MLLGNov 3, 2013

Thompson Sampling for Complex Bandit Problems

arXiv:1311.0466v1208 citations
Originality Incremental advance
AI Analysis

This work addresses complex decision-making problems in machine learning, such as subset selection with coupled feedback, offering incremental theoretical improvements for bandit algorithms.

The paper tackles stochastic multi-armed bandit problems with complex actions, where rewards are functions of basic arms and feedback may be coupled, by proving a frequentist regret bound for Thompson sampling in a general setting without requiring conjugate priors or independence. The result includes an improved constant that captures coupling effects and provides the first nontrivial regret bounds for nonlinear MAX reward feedback from subsets.
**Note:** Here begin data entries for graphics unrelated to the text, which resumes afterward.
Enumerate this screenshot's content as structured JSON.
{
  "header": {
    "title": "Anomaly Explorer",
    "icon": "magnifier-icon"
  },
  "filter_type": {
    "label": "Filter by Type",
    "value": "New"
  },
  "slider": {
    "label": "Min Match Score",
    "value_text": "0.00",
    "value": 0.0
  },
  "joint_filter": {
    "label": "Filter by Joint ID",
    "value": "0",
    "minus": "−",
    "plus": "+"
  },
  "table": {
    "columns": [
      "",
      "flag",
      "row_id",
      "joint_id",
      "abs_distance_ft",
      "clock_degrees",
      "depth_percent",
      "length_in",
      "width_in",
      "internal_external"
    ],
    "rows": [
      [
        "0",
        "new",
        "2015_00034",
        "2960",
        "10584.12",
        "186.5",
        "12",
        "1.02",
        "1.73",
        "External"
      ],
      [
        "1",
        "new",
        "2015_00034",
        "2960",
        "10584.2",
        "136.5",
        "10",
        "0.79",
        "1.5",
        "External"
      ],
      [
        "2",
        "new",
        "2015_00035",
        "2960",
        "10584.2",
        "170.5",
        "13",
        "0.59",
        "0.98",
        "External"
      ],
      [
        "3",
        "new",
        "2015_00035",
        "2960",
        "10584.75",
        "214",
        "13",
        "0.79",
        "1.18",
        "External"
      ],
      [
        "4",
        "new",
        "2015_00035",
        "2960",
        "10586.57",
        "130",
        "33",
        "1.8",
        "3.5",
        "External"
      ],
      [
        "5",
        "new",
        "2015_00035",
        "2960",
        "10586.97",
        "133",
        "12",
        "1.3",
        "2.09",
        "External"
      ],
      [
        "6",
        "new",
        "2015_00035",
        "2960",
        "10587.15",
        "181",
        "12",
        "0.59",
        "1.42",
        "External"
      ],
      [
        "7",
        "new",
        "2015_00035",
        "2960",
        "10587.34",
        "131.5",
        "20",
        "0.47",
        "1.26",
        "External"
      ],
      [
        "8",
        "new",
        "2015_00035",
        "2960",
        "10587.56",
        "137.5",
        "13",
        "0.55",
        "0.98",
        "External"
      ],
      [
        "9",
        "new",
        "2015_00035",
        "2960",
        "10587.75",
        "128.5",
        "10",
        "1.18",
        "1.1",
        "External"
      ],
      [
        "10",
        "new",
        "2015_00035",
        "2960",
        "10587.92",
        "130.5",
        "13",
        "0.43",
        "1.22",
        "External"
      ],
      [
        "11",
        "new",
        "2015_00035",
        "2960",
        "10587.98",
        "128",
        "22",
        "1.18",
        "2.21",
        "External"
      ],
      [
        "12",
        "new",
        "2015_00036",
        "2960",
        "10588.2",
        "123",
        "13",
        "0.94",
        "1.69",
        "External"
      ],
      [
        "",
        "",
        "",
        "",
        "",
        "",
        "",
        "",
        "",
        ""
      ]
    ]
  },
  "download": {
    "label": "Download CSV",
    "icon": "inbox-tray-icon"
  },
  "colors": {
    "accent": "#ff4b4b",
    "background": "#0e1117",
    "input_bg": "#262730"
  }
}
We consider stochastic multi-armed bandit problems with complex actions over a set of basic arms, where the decision maker plays a complex action rather than a basic arm in each round. The reward of the complex action is some function of the basic arms' rewards, and the feedback observed may not necessarily be the reward per-arm. For instance, when the complex actions are subsets of the arms, we may only observe the maximum reward over the chosen subset. Thus, feedback across complex actions may be coupled due to the nature of the reward function. We prove a frequentist regret bound for Thompson sampling in a very general setting involving parameter, action and observation spaces and a likelihood function over them. The bound holds for discretely-supported priors over the parameter space and without additional structural properties such as closed-form posteriors, conjugate prior structure or independence across arms. The regret bound scales logarithmically with time but, more importantly, with an improved constant that non-trivially captures the coupling across complex actions due to the structure of the rewards. As applications, we derive improved regret bounds for classes of complex bandit problems involving selecting subsets of arms, including the first nontrivial regret bounds for nonlinear MAX reward feedback from subsets.